MongoDB Aggregation Pipeline: $match, $group, $lookup, $facet

MongoDB Aggregation Pipeline

MongoDB aggregation is the part of the database that reshapes documents as they move through a pipeline. Each stage receives the output of the previous stage, so the order of stages changes both the result and the amount of work MongoDB has to do.

You reach for aggregation when a simple find() filter is not enough: totals, grouped counts, leaderboard-style summaries, array flattening, joins, faceted dashboards, and derived fields that should be calculated inside the database.

The lesson is easiest to understand when the same pipeline is traced from raw event documents to a final report document, because that exposes both the data flow and the stage-by-stage side effects.

What the Pipeline Does

A pipeline is a sequence of transformation stages. MongoDB starts with input documents from a collection, feeds them into the first stage, and passes the resulting documents into the next stage.
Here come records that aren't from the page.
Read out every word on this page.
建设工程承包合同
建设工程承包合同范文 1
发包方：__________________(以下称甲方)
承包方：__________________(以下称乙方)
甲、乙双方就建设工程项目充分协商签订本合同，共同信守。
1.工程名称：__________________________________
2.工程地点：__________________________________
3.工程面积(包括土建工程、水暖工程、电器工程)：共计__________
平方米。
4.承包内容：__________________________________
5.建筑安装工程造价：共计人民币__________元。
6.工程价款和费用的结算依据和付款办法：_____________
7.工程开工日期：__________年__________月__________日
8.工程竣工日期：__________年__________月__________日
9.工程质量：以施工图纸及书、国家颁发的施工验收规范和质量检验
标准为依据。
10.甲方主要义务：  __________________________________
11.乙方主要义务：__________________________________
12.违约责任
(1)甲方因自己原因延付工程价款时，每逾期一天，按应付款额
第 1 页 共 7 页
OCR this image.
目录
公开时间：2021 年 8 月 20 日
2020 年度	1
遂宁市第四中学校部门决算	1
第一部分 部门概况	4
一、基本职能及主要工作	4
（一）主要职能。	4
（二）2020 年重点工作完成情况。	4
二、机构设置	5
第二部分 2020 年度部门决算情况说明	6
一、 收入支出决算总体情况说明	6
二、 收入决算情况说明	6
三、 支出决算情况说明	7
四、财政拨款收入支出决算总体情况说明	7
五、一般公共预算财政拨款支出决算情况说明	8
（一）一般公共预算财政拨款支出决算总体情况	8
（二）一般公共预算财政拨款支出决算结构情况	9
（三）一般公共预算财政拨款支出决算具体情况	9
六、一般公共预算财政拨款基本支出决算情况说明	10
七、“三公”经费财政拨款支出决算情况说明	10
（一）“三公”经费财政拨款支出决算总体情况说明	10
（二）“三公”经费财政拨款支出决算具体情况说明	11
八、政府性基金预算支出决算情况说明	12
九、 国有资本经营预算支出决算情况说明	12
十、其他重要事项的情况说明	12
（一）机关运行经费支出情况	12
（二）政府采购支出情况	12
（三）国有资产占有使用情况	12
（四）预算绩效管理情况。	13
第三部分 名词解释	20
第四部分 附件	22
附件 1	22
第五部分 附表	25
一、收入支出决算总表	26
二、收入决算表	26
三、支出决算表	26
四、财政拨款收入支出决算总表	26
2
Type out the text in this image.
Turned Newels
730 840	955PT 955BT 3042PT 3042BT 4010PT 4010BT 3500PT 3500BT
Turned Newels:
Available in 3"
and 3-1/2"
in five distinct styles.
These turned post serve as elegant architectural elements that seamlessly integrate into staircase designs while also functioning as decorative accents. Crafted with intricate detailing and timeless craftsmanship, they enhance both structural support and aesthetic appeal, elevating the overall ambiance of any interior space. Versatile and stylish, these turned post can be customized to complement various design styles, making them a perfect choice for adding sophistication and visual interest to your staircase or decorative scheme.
Nothing is rewritten in place unless you explicitly send the result to another collection.

That flow matters because every stage has a different job. $match filters, $group collapses multiple documents into summaries, $project changes the shape, $sort orders the stream, $lookup pulls matching rows from another collection, and $facet splits the stream into several reports at once.

The output of one stage becomes the input of the next stage.
$group changes document cardinality by merging many documents into fewer summary documents.
$project is about shape, not filtering logic.
$lookup adds related data from another collection without leaving the pipeline.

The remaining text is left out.